Sherlock blinked his eyes open and slowly looked over to Mycroft, felinely, his attention raised. He watched his brother with the interest of a cat eyeing a bird through a window, tail twitching from side to side. "Go on."
"First, dear brother, you must agree to this surgery, for I doubt you want to spend the rest of your days without the feeling in your left hand. Stop the drug use. Visit Mummy, she misses you."
Sherlock tutted and muttered "sentiment" under his breath.
"You may feel that way, but regardless, these are my terms. Now, there is a world-class team of surgeons that I am paying an extortionate amount of money to fix you and keep quiet about it waiting for my word to begin prepping the operating theatre. Agree and we'll talk more about my proposition."
Shifting uncomfortably in his hospital gown, sitting up now and toying with the fresh bandage on his arm, Sherlock sighed and nodded in consent.
"Right, good." Mycroft got up stiffly from the chair, resting his weight on his umbrella and looking for a moment at his brother with something quite like love before walking out. Sherlock stared out of the hospital room window at the darkened London skyline, a faint smile playing on his lips.
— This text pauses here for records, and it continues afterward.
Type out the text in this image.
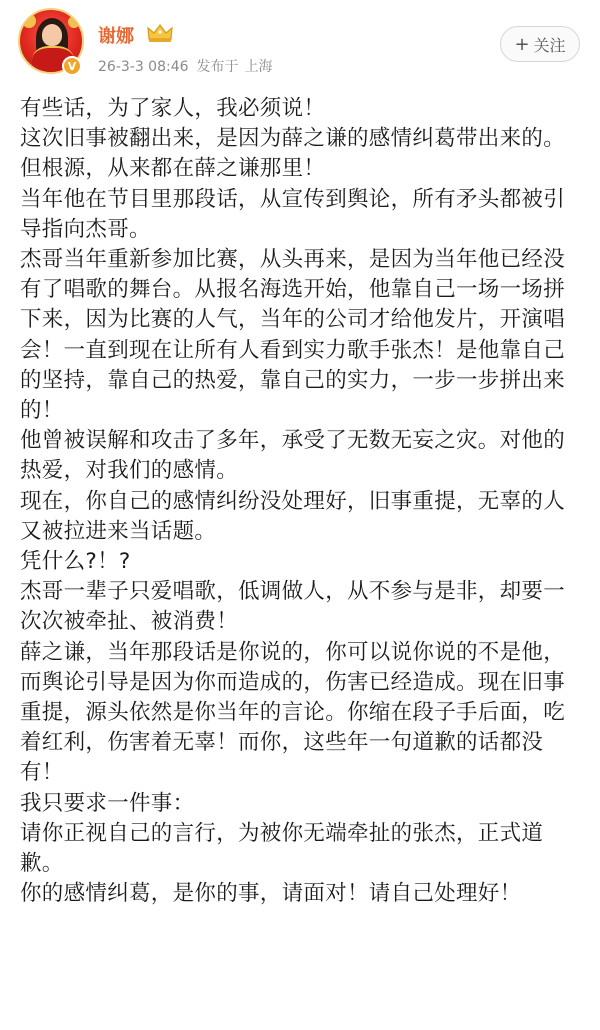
V
谢娜
26-3-3 08:46 发布于 上海
+ 关注

有些话，为了家人，我必须说！

这次旧事被翻出来，是因为薛之谦的感情纠葛带出来的。

但根源，从来都在薛之谦那里！

当年他在节目里那段话，从宣传到舆论，所有矛头都被引导指向杰哥。

杰哥当年重新参加比赛，从头再来，是因为当年他已经没有了唱歌的舞台。从报名海选开始，他靠自己一场一场拼下来，因为比赛的人气，当年的公司才给他发片，开演唱会！一直到现在让所有人看到实力歌手张杰！是他靠自己的坚持，靠自己的热爱，靠自己的实力，一步一步拼出来的！

他曾被误解和攻击了多年，承受了无数无妄之灾。对他的热爱，对我们的感情。

现在，你自己的感情纠纷没处理好，旧事重提，无辜的人又被拉进来当话题。

凭什么?！?

杰哥一辈子只爱唱歌，低调做人，从不参与是非，却要一次次被牵扯、被消费！

薛之谦，当年那段话是你说的，你可以说你说的不是他，而舆论引导是因为你而造成的，伤害已经造成。现在旧事重提，源头依然是你当年的言论。你缩在段子手后面，吃着红利，伤害着无辜！而你，这些年一句道歉的话都没有！

我只要求一件事：

请你正视自己的言行，为被你无端牵扯的张杰，正式道歉。

你的感情纠葛，是你的事，请面对！请自己处理好！
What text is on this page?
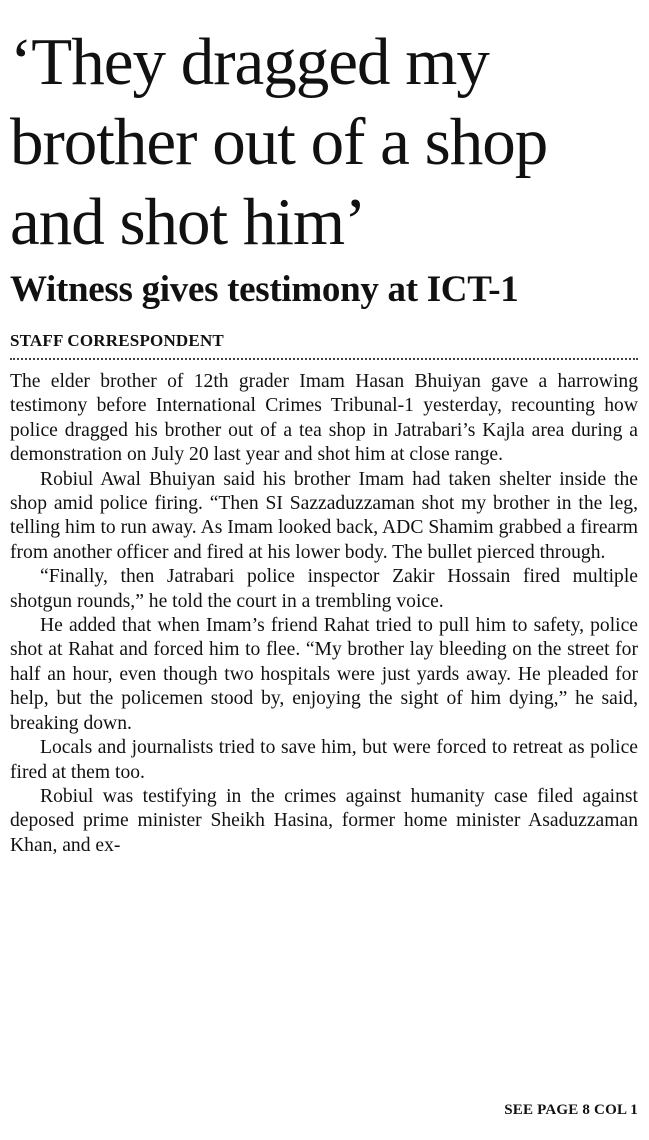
‘They dragged my brother out of a shop and shot him’
Witness gives testimony at ICT-1
STAFF CORRESPONDENT

The elder brother of 12th grader Imam Hasan Bhuiyan gave a harrowing testimony before International Crimes Tribunal-1 yesterday, recounting how police dragged his brother out of a tea shop in Jatrabari’s Kajla area during a demonstration on July 20 last year and shot him at close range.

Robiul Awal Bhuiyan said his brother Imam had taken shelter inside the shop amid police firing. “Then SI Sazzaduzzaman shot my brother in the leg, telling him to run away. As Imam looked back, ADC Shamim grabbed a firearm from another officer and fired at his lower body. The bullet pierced through.

“Finally, then Jatrabari police inspector Zakir Hossain fired multiple shotgun rounds,” he told the court in a trembling voice.

He added that when Imam’s friend Rahat tried to pull him to safety, police shot at Rahat and forced him to flee. “My brother lay bleeding on the street for half an hour, even though two hospitals were just yards away. He pleaded for help, but the policemen stood by, enjoying the sight of him dying,” he said, breaking down.

Locals and journalists tried to save him, but were forced to retreat as police fired at them too.

Robiul was testifying in the crimes against humanity case filed against deposed prime minister Sheikh Hasina, former home minister Asaduzzaman Khan, and ex-

SEE PAGE 8 COL 1
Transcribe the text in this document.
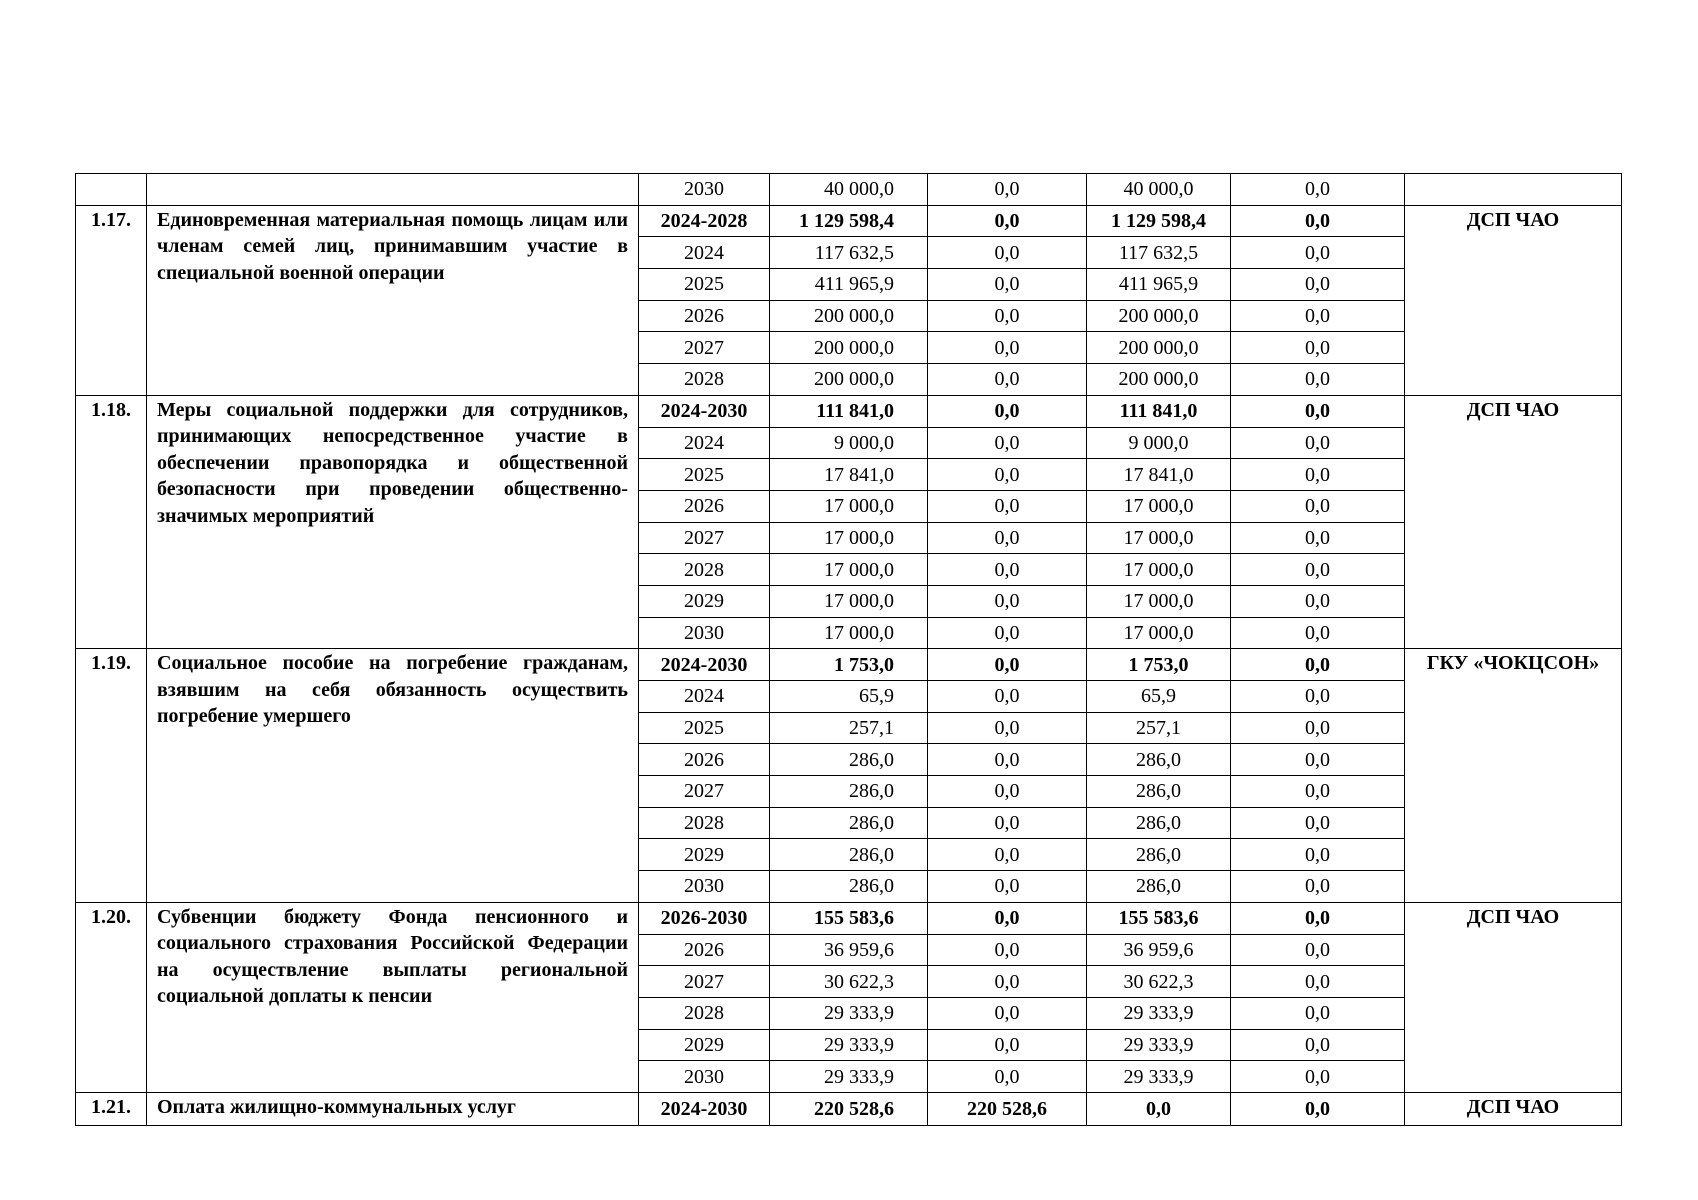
		2030	40 000,0	0,0	40 000,0	0,0	
1.17.	Единовременная материальная помощь лицам или членам семей лиц, принимавшим участие в специальной военной операции	2024-2028	1 129 598,4	0,0	1 129 598,4	0,0	ДСП ЧАО
		2024	117 632,5	0,0	117 632,5	0,0	
		2025	411 965,9	0,0	411 965,9	0,0	
		2026	200 000,0	0,0	200 000,0	0,0	
		2027	200 000,0	0,0	200 000,0	0,0	
		2028	200 000,0	0,0	200 000,0	0,0	
1.18.	Меры социальной поддержки для сотрудников, принимающих непосредственное участие в обеспечении правопорядка и общественной безопасности при проведении общественно-значимых мероприятий	2024-2030	111 841,0	0,0	111 841,0	0,0	ДСП ЧАО
		2024	9 000,0	0,0	9 000,0	0,0	
		2025	17 841,0	0,0	17 841,0	0,0	
		2026	17 000,0	0,0	17 000,0	0,0	
		2027	17 000,0	0,0	17 000,0	0,0	
		2028	17 000,0	0,0	17 000,0	0,0	
		2029	17 000,0	0,0	17 000,0	0,0	
		2030	17 000,0	0,0	17 000,0	0,0	
1.19.	Социальное пособие на погребение гражданам, взявшим на себя обязанность осуществить погребение умершего	2024-2030	1 753,0	0,0	1 753,0	0,0	ГКУ «ЧОКЦСОН»
		2024	65,9	0,0	65,9	0,0	
		2025	257,1	0,0	257,1	0,0	
		2026	286,0	0,0	286,0	0,0	
		2027	286,0	0,0	286,0	0,0	
		2028	286,0	0,0	286,0	0,0	
		2029	286,0	0,0	286,0	0,0	
		2030	286,0	0,0	286,0	0,0	
1.20.	Субвенции бюджету Фонда пенсионного и социального страхования Российской Федерации на осуществление выплаты региональной социальной доплаты к пенсии	2026-2030	155 583,6	0,0	155 583,6	0,0	ДСП ЧАО
		2026	36 959,6	0,0	36 959,6	0,0	
		2027	30 622,3	0,0	30 622,3	0,0	
		2028	29 333,9	0,0	29 333,9	0,0	
		2029	29 333,9	0,0	29 333,9	0,0	
		2030	29 333,9	0,0	29 333,9	0,0	
1.21.	Оплата жилищно-коммунальных услуг	2024-2030	220 528,6	220 528,6	0,0	0,0	ДСП ЧАО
Sherlock returned to the flat early the next morning, a bottle of John's favourite red wine tucked under his arm – a necessary but begrudged apology. As he laid it down silently on the kitchen table in between a stack of petri dishes and the microscope, he looked squarely at John – who was sipping from a mug of tea and reading The Times – and said "old war wound", gesturing to his left wrist. A look of understanding passed between the two men and the matter was not spoken of again, the horrors of the battlefield known to both of them.